The NY Times is reporting that the Congressional Research Service (CRS) — Congress's nonpartisan research arm — found "no correlation between top tax rates and economic growth," contradicting what the Times terms "a central tenet of conservative economic theory." The CRS withdrew the report, however, "after Senate Republicans raised concerns about the paper’s findings and wording."
Writing in the Washington Post, historian Robert S. McElvaine, author of The Great Depression: America 1929-1941 observes:
Historically, a Democrat without business experience has been extraordinarily better for the economy and the stock market than a Republican who had a career in business. In the past 84 years, GDP has grown 7 percent per year under Democrats without business experience (FDR, JFK, LBJ, Clinton and Obama) and fallen by 0.2 percent per year under Republicans with business experience (Hoover and the two Bushes). The Dow has risen an average of 16.8 percent per year under Democrats without business experience and has fallen by 3.7 percent per year under Republicans with business experience.
Talking Points Memo digs into Romney's claim that six studies ratify the math of his tax plan.
TPM congressional reporter Sahil Kapur notes:
Of the six studies, two are blog posts by the conservative American Enterprise Institute; one is a report by the Republican-friendly Heritage Foundation; one is a paper by Princeton professor and former George W. Bush adviser Harvey Rosen; the fifth and sixth are a Wall Street Journal op-ed and blog post by Harvard economist Martin Feldstein, an adviser to the Romney campaign.
David Stockman, budget director for the Reagan administration, has a "must read" op-ed piece in the August 13 New York Times.
Some choice quotes:
Mr. Ryan professes to be a defense hawk, though the true conservatives of modern times — Calvin Coolidge, Herbert C. Hoover, Robert A. Taft, Dwight D. Eisenhower, even Gerald R. Ford — would have had no use for the neoconconservative imperialism that the G.O.P. cobbled from policy salons run by Irving Kristol’s ex-Trotskyites three decades ago. These doctrines now saddle our bankrupt nation with a roughly $775 billion “defense” budget in a world where we have no advanced industrial state enemies and have been fired (appropriately) as the global policeman.

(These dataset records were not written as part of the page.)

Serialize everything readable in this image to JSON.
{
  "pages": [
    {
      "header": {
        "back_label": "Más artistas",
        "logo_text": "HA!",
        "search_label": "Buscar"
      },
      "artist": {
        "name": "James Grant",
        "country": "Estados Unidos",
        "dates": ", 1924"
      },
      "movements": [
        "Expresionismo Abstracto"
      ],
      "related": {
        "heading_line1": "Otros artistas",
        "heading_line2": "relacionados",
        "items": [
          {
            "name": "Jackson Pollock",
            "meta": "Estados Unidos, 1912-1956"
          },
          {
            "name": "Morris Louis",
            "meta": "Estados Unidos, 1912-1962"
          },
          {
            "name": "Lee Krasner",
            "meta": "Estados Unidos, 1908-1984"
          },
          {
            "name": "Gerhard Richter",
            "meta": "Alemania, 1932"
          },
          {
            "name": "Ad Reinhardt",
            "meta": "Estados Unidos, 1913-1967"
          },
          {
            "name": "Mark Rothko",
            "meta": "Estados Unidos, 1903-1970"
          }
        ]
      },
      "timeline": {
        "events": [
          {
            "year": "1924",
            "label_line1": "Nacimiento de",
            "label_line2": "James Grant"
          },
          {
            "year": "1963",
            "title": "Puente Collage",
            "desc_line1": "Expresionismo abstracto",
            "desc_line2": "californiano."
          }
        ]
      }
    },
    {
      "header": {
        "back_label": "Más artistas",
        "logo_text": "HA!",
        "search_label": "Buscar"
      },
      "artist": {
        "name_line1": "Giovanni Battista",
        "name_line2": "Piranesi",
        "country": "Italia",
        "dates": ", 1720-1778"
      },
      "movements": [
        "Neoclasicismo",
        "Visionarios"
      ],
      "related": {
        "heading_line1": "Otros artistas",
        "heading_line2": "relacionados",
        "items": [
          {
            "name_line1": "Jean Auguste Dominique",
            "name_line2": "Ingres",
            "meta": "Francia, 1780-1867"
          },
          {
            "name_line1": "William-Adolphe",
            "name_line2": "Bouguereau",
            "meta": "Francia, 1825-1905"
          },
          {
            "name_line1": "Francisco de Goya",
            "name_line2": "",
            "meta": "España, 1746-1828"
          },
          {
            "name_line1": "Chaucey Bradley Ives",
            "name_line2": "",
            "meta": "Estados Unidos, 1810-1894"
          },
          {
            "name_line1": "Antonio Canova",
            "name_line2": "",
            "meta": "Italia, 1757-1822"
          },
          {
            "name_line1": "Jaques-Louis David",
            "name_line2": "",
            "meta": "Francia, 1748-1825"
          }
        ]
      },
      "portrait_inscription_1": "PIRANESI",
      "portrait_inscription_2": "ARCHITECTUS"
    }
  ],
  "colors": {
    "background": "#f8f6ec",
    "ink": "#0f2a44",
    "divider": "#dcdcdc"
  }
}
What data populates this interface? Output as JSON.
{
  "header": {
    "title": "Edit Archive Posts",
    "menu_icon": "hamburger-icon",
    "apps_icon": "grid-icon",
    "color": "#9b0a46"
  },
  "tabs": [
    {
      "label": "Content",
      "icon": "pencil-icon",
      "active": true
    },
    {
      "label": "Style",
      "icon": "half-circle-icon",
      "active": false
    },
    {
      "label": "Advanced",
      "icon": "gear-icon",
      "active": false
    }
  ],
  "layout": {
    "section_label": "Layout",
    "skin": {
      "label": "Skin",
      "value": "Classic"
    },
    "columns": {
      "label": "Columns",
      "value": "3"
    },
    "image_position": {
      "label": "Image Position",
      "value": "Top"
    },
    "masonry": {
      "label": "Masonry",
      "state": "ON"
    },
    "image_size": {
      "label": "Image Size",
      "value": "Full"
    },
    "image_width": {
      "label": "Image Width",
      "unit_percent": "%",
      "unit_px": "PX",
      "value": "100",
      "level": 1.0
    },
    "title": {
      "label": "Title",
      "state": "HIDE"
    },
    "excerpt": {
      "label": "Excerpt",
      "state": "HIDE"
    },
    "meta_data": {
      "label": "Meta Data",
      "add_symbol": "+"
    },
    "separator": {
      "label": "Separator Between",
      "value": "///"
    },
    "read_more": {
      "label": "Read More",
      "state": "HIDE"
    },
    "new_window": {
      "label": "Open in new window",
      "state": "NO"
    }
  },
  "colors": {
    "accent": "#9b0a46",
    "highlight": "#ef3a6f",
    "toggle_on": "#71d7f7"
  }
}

The Washington Post's Tom Hamburger writes that during the period Romney was actively involved in running private equity company Bain Capital, the firm
... owned companies that were pioneers in the practice of shipping work from the United States to overseas call centers and factories making computer components.
Michael Cohen writes in The Guardian (UK) that the Republican party:
is engaging in scorched-earth economic policies that are undercutting the economic recovery, possibly on purpose, and is forcing job-killing austerity measures on the states. And they have paid absolutely no political price for doing so. If anything, it won them control of the House in 2010, and has kept win Obama's approval ratings in the political danger zone.
A question that has puzzled me for some time is whether right-wing ideologues actually believe their own nonsense about economics, or whether it's just Frank-Luntz-esque political sloganeering.
As Matt Miller wrote in the Washington Post last month:
You can feel the Republicans’ pain; tax cuts have been the party’s defining issue since Ronald Reagan rode them to power in 1980. But in an aging America, the numbers no longer work, and Republicans have failed to develop a new conservative vision to replace their fading mantra.